A country coordinating committee to lead the work of the US chapter was elected. The founding of the US Chapter of the ILPS is a victory for the growing anti-imperialist movement in the US and around the world, said Hilo, elected Country Co-Coordinator of ILPS-US. The severe economic crisis and imperialist wars of aggression are fueling the fires of peoples´ resistance around the world. Uniting with the global 99% to fight against US-imperialism and to broaden the road of peoples´ resistance towards a brighter future is our duty as the ILPS Country Chapter inside the belly of the beast.
A general program of action for the US chapter was adopted for 2012-2015. Resolutions passed included a resolution to join the Coalition against NATO & G8 War and Poverty Agenda (CANG8) as the first mass mobilization of the ILPS-US Chapter, and a resolution to take up the campaign to Stop FBI Repression.
The historic assembly was followed that evening by an international solidarity cultural showcase entitled Road to Resistance, which featured performances from progressive artists and cultural workers such as Rebel Diaz, IZQ, Bandung 55, Bagwis, and Power Struggle.

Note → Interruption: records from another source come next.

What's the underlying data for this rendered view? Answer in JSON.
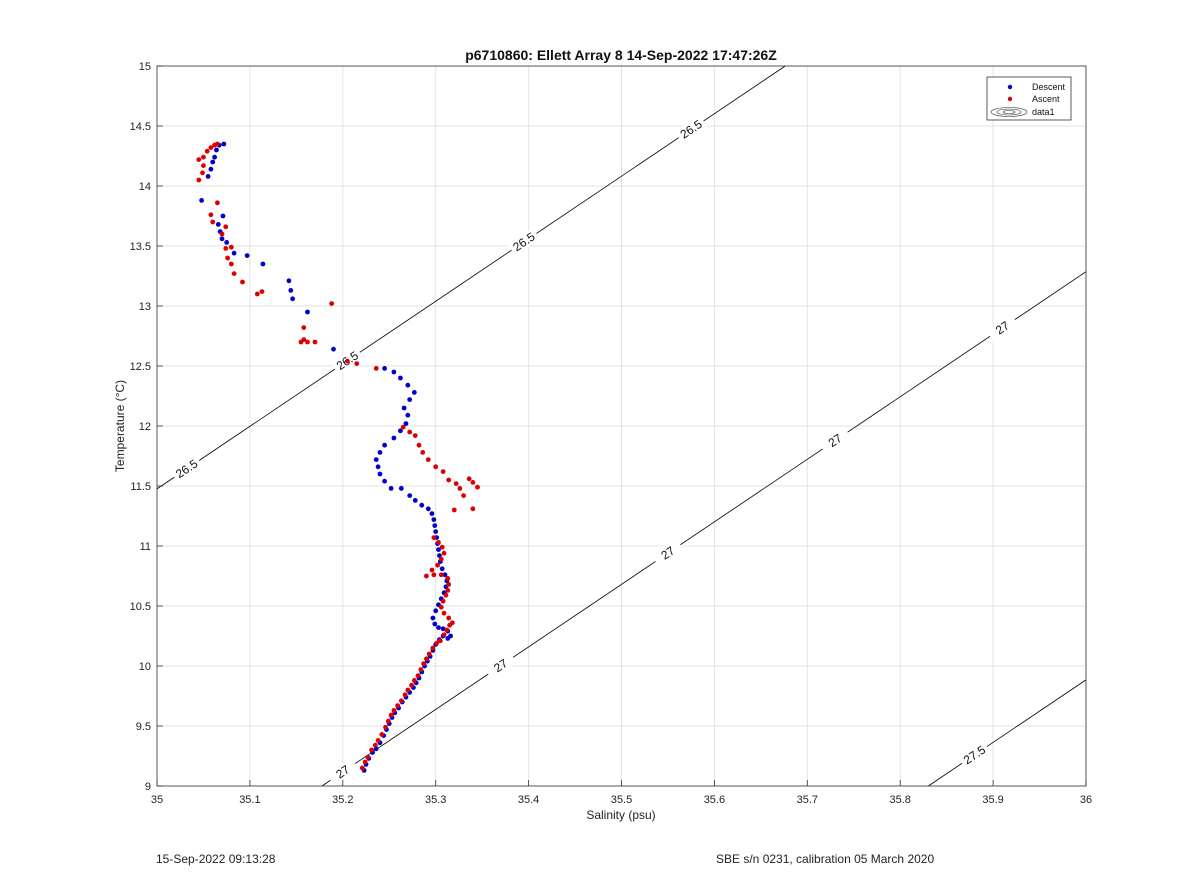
{
  "chart_data": {
    "type": "scatter",
    "title": "p6710860: Ellett Array 8 14-Sep-2022 17:47:26Z",
    "xlabel": "Salinity (psu)",
    "ylabel": "Temperature (°C)",
    "xlim": [
      35,
      36
    ],
    "ylim": [
      9,
      15
    ],
    "xticks": [
      35,
      35.1,
      35.2,
      35.3,
      35.4,
      35.5,
      35.6,
      35.7,
      35.8,
      35.9,
      36
    ],
    "xtick_labels": [
      "35",
      "35.1",
      "35.2",
      "35.3",
      "35.4",
      "35.5",
      "35.6",
      "35.7",
      "35.8",
      "35.9",
      "36"
    ],
    "yticks": [
      9,
      9.5,
      10,
      10.5,
      11,
      11.5,
      12,
      12.5,
      13,
      13.5,
      14,
      14.5,
      15
    ],
    "ytick_labels": [
      "9",
      "9.5",
      "10",
      "10.5",
      "11",
      "11.5",
      "12",
      "12.5",
      "13",
      "13.5",
      "14",
      "14.5",
      "15"
    ],
    "grid": true,
    "legend_position": "top-right",
    "series": [
      {
        "name": "Descent",
        "color": "#0000cc",
        "points": [
          [
            35.223,
            9.13
          ],
          [
            35.225,
            9.18
          ],
          [
            35.228,
            9.23
          ],
          [
            35.232,
            9.28
          ],
          [
            35.236,
            9.31
          ],
          [
            35.24,
            9.36
          ],
          [
            35.244,
            9.42
          ],
          [
            35.247,
            9.47
          ],
          [
            35.25,
            9.52
          ],
          [
            35.253,
            9.57
          ],
          [
            35.256,
            9.61
          ],
          [
            35.26,
            9.65
          ],
          [
            35.264,
            9.7
          ],
          [
            35.268,
            9.74
          ],
          [
            35.272,
            9.78
          ],
          [
            35.276,
            9.82
          ],
          [
            35.279,
            9.86
          ],
          [
            35.282,
            9.9
          ],
          [
            35.285,
            9.95
          ],
          [
            35.288,
            10.0
          ],
          [
            35.291,
            10.04
          ],
          [
            35.294,
            10.08
          ],
          [
            35.297,
            10.13
          ],
          [
            35.3,
            10.18
          ],
          [
            35.304,
            10.22
          ],
          [
            35.308,
            10.25
          ],
          [
            35.313,
            10.23
          ],
          [
            35.316,
            10.25
          ],
          [
            35.313,
            10.29
          ],
          [
            35.308,
            10.31
          ],
          [
            35.303,
            10.32
          ],
          [
            35.299,
            10.35
          ],
          [
            35.297,
            10.4
          ],
          [
            35.3,
            10.46
          ],
          [
            35.303,
            10.51
          ],
          [
            35.306,
            10.56
          ],
          [
            35.309,
            10.61
          ],
          [
            35.311,
            10.66
          ],
          [
            35.312,
            10.71
          ],
          [
            35.31,
            10.76
          ],
          [
            35.307,
            10.81
          ],
          [
            35.305,
            10.87
          ],
          [
            35.304,
            10.92
          ],
          [
            35.303,
            10.97
          ],
          [
            35.302,
            11.02
          ],
          [
            35.301,
            11.07
          ],
          [
            35.3,
            11.12
          ],
          [
            35.299,
            11.17
          ],
          [
            35.298,
            11.22
          ],
          [
            35.296,
            11.27
          ],
          [
            35.292,
            11.31
          ],
          [
            35.285,
            11.34
          ],
          [
            35.278,
            11.38
          ],
          [
            35.272,
            11.42
          ],
          [
            35.263,
            11.48
          ],
          [
            35.252,
            11.48
          ],
          [
            35.245,
            11.54
          ],
          [
            35.24,
            11.6
          ],
          [
            35.238,
            11.66
          ],
          [
            35.236,
            11.72
          ],
          [
            35.24,
            11.78
          ],
          [
            35.245,
            11.84
          ],
          [
            35.255,
            11.9
          ],
          [
            35.262,
            11.96
          ],
          [
            35.268,
            12.02
          ],
          [
            35.27,
            12.09
          ],
          [
            35.266,
            12.15
          ],
          [
            35.272,
            12.22
          ],
          [
            35.277,
            12.28
          ],
          [
            35.27,
            12.34
          ],
          [
            35.262,
            12.4
          ],
          [
            35.255,
            12.45
          ],
          [
            35.245,
            12.48
          ],
          [
            35.19,
            12.64
          ],
          [
            35.162,
            12.95
          ],
          [
            35.146,
            13.06
          ],
          [
            35.144,
            13.13
          ],
          [
            35.142,
            13.21
          ],
          [
            35.114,
            13.35
          ],
          [
            35.097,
            13.42
          ],
          [
            35.083,
            13.44
          ],
          [
            35.075,
            13.53
          ],
          [
            35.07,
            13.56
          ],
          [
            35.068,
            13.62
          ],
          [
            35.066,
            13.68
          ],
          [
            35.071,
            13.75
          ],
          [
            35.048,
            13.88
          ],
          [
            35.055,
            14.08
          ],
          [
            35.058,
            14.14
          ],
          [
            35.06,
            14.2
          ],
          [
            35.062,
            14.24
          ],
          [
            35.064,
            14.3
          ],
          [
            35.067,
            14.34
          ],
          [
            35.072,
            14.35
          ]
        ]
      },
      {
        "name": "Ascent",
        "color": "#dd0000",
        "points": [
          [
            35.221,
            9.15
          ],
          [
            35.224,
            9.2
          ],
          [
            35.227,
            9.24
          ],
          [
            35.231,
            9.3
          ],
          [
            35.235,
            9.34
          ],
          [
            35.238,
            9.38
          ],
          [
            35.242,
            9.43
          ],
          [
            35.246,
            9.49
          ],
          [
            35.249,
            9.54
          ],
          [
            35.252,
            9.59
          ],
          [
            35.255,
            9.63
          ],
          [
            35.259,
            9.67
          ],
          [
            35.263,
            9.71
          ],
          [
            35.267,
            9.76
          ],
          [
            35.27,
            9.8
          ],
          [
            35.274,
            9.84
          ],
          [
            35.277,
            9.88
          ],
          [
            35.281,
            9.92
          ],
          [
            35.284,
            9.97
          ],
          [
            35.287,
            10.02
          ],
          [
            35.29,
            10.06
          ],
          [
            35.293,
            10.1
          ],
          [
            35.297,
            10.15
          ],
          [
            35.301,
            10.19
          ],
          [
            35.305,
            10.21
          ],
          [
            35.309,
            10.26
          ],
          [
            35.312,
            10.3
          ],
          [
            35.315,
            10.34
          ],
          [
            35.318,
            10.36
          ],
          [
            35.314,
            10.4
          ],
          [
            35.309,
            10.44
          ],
          [
            35.306,
            10.49
          ],
          [
            35.308,
            10.54
          ],
          [
            35.311,
            10.59
          ],
          [
            35.313,
            10.63
          ],
          [
            35.314,
            10.68
          ],
          [
            35.313,
            10.73
          ],
          [
            35.306,
            10.76
          ],
          [
            35.298,
            10.76
          ],
          [
            35.29,
            10.75
          ],
          [
            35.296,
            10.8
          ],
          [
            35.302,
            10.84
          ],
          [
            35.306,
            10.89
          ],
          [
            35.309,
            10.94
          ],
          [
            35.307,
            10.99
          ],
          [
            35.303,
            11.03
          ],
          [
            35.298,
            11.07
          ],
          [
            35.32,
            11.3
          ],
          [
            35.33,
            11.42
          ],
          [
            35.34,
            11.31
          ],
          [
            35.345,
            11.49
          ],
          [
            35.34,
            11.53
          ],
          [
            35.336,
            11.56
          ],
          [
            35.326,
            11.48
          ],
          [
            35.322,
            11.52
          ],
          [
            35.314,
            11.55
          ],
          [
            35.308,
            11.62
          ],
          [
            35.3,
            11.66
          ],
          [
            35.292,
            11.72
          ],
          [
            35.286,
            11.78
          ],
          [
            35.282,
            11.84
          ],
          [
            35.278,
            11.92
          ],
          [
            35.272,
            11.95
          ],
          [
            35.265,
            11.99
          ],
          [
            35.236,
            12.48
          ],
          [
            35.215,
            12.52
          ],
          [
            35.205,
            12.54
          ],
          [
            35.188,
            13.02
          ],
          [
            35.17,
            12.7
          ],
          [
            35.162,
            12.7
          ],
          [
            35.158,
            12.72
          ],
          [
            35.155,
            12.7
          ],
          [
            35.158,
            12.82
          ],
          [
            35.108,
            13.1
          ],
          [
            35.113,
            13.12
          ],
          [
            35.092,
            13.2
          ],
          [
            35.083,
            13.27
          ],
          [
            35.08,
            13.35
          ],
          [
            35.076,
            13.4
          ],
          [
            35.08,
            13.49
          ],
          [
            35.074,
            13.48
          ],
          [
            35.07,
            13.6
          ],
          [
            35.074,
            13.66
          ],
          [
            35.06,
            13.7
          ],
          [
            35.058,
            13.76
          ],
          [
            35.065,
            13.86
          ],
          [
            35.045,
            14.05
          ],
          [
            35.049,
            14.11
          ],
          [
            35.05,
            14.17
          ],
          [
            35.045,
            14.22
          ],
          [
            35.05,
            14.24
          ],
          [
            35.054,
            14.29
          ],
          [
            35.058,
            14.32
          ],
          [
            35.062,
            14.34
          ],
          [
            35.065,
            14.35
          ]
        ]
      }
    ],
    "density_contours": {
      "name": "data1",
      "color": "#000000",
      "coefficients": {
        "s0": 35.5,
        "t0": 10.0,
        "sigma0": 27.1,
        "alpha": 0.147,
        "beta": 0.766
      },
      "levels": [
        {
          "level": 26.5,
          "labels": [
            "26.5",
            "26.5",
            "26.5",
            "26.5"
          ],
          "label_x": [
            35.032,
            35.205,
            35.395,
            35.575
          ]
        },
        {
          "level": 27,
          "labels": [
            "27",
            "27",
            "27",
            "27",
            "27",
            "27"
          ],
          "label_x": [
            35.03,
            35.2,
            35.37,
            35.55,
            35.73,
            35.91
          ]
        },
        {
          "level": 27.5,
          "labels": [
            "27.5",
            "27.5",
            "27.5"
          ],
          "label_x": [
            35.52,
            35.7,
            35.88
          ]
        }
      ]
    }
  },
  "footer": {
    "left": "15-Sep-2022 09:13:28",
    "right": "SBE s/n 0231, calibration 05 March 2020"
  }
}
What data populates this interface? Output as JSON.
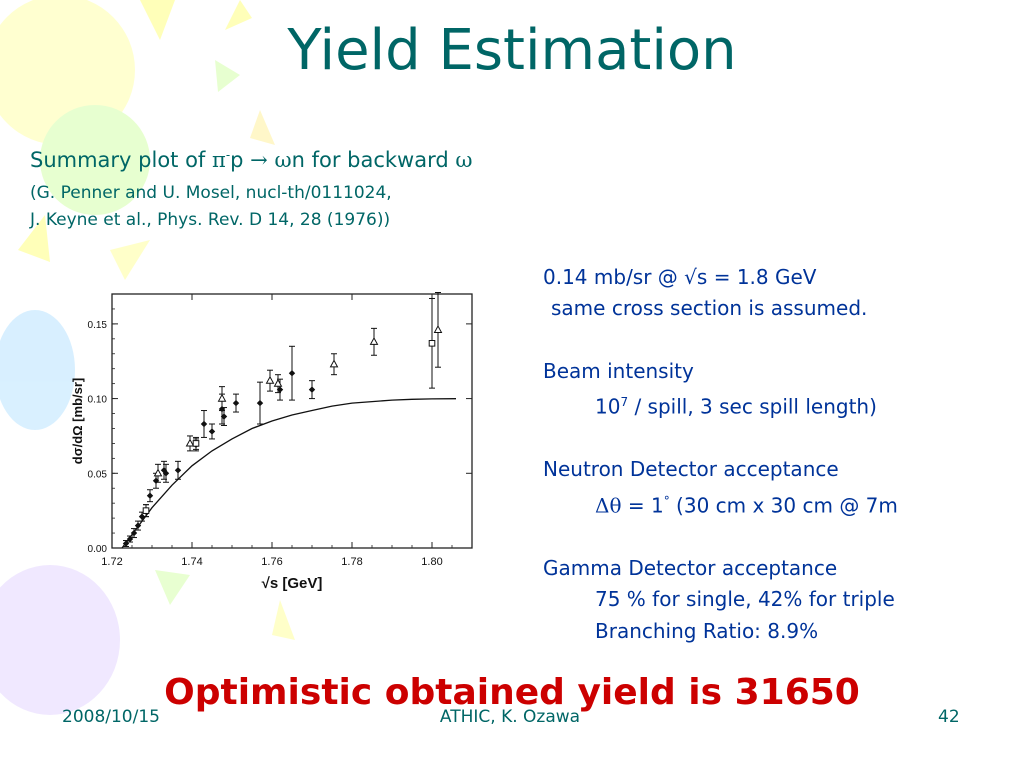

National Liberation Struggles vs. NATO
The following Sunday, ILPS-US members marched alongside Palestinian liberation activists with the US Palestinian Community Network (USPCN) and Puerto Rican liberation activists with the National Boricua Human Rights Network to form one of the largest marching contingents within the overall protest march organized by the Coalition Against NATO & G8 War and Poverty Agenda (CANG8). It was also the only contingent projecting a united front of key national liberation struggles against US imperialism.
The ILPS was invited to co-emcee the opening rally at Grant Park. Hilo joined Iosbaker in welcoming the thousands of protestors and getting ready for the march against NATO. Speakers Montes, Abuddayeh and ILPS-US coordinating committee member and BAYAN USA Chairperson, Bernadette Ellorin, shared the stage with Reverend Jesse Jackson and dozens more.
As the organizers of the overall anti-NATO summit protest rally and march, CANG8 was met months prior with intimidation and permit-denial tactics by the city administration of Chicago Mayor Rahm Emmanuel. Weeks before the protest, the Obama administration deployed hundreds of federal security forces and plain-clothes secret service agents to patrol the downtown Chicago area and surveil groups intending to participate in the protest actions against the NATO Summit.
Despite thousands of police and federal security forces lined up along the Michigan Avenue march route in full riot gear to intimidate demonstrators, the protest actions were overwhelmingly successful. Unable to scare away participants, Chicago police attacked people after the main march had ended, brutalizing many and arresting 45 people.
CANG8 and the peoples of Chicago have been fighting against NATO and G8 since last summer, said Hilo. Despite the intimidation and threats, thousands of people from Chicago and across the country asserted their democratic rights to march in solidarity with the peoples of the world that are suffering because of NATO/G8 intervention in their homelands.